Fresh details about Altman's ouster and return come amidst other reports that suggest that the FTC is now interested in the nature of Microsoft's investment in OpenAI. The Redmond, Washington-based technology giant does not own a controlling stake in the firm, and the OpenAI's nonprofit nature removes acquisition or investment reporting responsibilities.

OpenAI's large language model (LLM) based artificial intelligence software is widely believed to lead the pack in the global A.I. industry. LLM models, such as GPT, are dubbed as transformer models by researchers and industry members. This is because they convert a set of specified or unspecified parameters into outputs, and an A.I.'s 'computational prowess' is often synonymous with the number of parameters it has trained on. For instance, Tesla, which uses machine learning for its semi-autonomous driving software system called AutoPilot, revealed last year that its cars are powered by "Neuralnetworks with 1 billion parameters, completing 144 trillion operations per second."

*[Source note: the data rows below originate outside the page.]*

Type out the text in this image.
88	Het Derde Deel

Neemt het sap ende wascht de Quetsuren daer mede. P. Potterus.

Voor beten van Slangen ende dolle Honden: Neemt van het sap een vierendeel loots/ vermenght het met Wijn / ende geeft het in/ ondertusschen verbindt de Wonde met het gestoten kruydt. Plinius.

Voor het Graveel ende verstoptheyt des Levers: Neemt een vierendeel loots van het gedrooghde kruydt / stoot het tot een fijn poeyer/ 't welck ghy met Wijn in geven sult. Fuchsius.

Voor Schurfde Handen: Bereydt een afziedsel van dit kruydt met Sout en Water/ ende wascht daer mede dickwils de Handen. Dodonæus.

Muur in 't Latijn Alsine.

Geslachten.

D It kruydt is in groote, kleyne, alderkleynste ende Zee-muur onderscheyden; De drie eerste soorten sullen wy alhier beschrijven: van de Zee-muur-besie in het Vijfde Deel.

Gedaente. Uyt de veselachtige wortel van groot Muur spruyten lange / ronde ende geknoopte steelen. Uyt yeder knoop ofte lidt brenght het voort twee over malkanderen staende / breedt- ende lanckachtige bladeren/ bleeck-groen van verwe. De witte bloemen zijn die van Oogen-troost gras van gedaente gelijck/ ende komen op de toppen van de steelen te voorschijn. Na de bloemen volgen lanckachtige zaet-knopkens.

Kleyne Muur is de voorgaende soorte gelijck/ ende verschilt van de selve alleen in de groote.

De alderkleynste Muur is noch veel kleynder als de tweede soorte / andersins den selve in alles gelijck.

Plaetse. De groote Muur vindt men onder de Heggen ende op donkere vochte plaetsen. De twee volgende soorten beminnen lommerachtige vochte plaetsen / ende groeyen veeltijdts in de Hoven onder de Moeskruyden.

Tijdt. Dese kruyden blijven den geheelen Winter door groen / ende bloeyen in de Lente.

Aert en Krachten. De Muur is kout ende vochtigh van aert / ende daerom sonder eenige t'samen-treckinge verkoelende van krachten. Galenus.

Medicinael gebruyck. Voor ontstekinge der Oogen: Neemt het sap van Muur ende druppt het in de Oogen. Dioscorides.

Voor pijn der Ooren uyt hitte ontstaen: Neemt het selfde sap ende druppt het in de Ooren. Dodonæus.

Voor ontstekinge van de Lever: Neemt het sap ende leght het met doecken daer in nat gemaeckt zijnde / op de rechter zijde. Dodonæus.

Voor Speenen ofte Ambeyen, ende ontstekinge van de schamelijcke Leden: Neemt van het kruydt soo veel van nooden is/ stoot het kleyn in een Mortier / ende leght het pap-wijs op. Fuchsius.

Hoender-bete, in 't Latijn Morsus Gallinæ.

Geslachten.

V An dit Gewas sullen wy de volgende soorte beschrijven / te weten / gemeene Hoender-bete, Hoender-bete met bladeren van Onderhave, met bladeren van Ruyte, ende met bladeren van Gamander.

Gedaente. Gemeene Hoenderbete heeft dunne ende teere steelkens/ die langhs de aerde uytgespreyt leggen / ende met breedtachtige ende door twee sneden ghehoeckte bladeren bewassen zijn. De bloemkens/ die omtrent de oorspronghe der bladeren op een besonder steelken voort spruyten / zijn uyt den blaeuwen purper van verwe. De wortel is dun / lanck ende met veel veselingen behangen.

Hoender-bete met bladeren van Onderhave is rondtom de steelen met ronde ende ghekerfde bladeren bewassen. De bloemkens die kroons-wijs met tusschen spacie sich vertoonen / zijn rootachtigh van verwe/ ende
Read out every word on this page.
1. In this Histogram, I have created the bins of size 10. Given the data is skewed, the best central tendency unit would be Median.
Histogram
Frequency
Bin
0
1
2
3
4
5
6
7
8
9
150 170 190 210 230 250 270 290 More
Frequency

While OpenAI has not publicly shared details about the number of parameters that power its latest product, GPT-4, media reports have claimed that GPT-4 has 1.8 trillion parameters across 120 layers. If true, this figure places it at the top of the global A.I. food chain, making it more powerful than Google's Generalist Language Model (GLaM). According to Google, GLaM's full version has 1.2 trillion parameters across 32 layers. The A.I. does not use all of these parameters simultaneously when producing outputs or 'inferences.' Instead, it activates only 97 billion of them per prediction.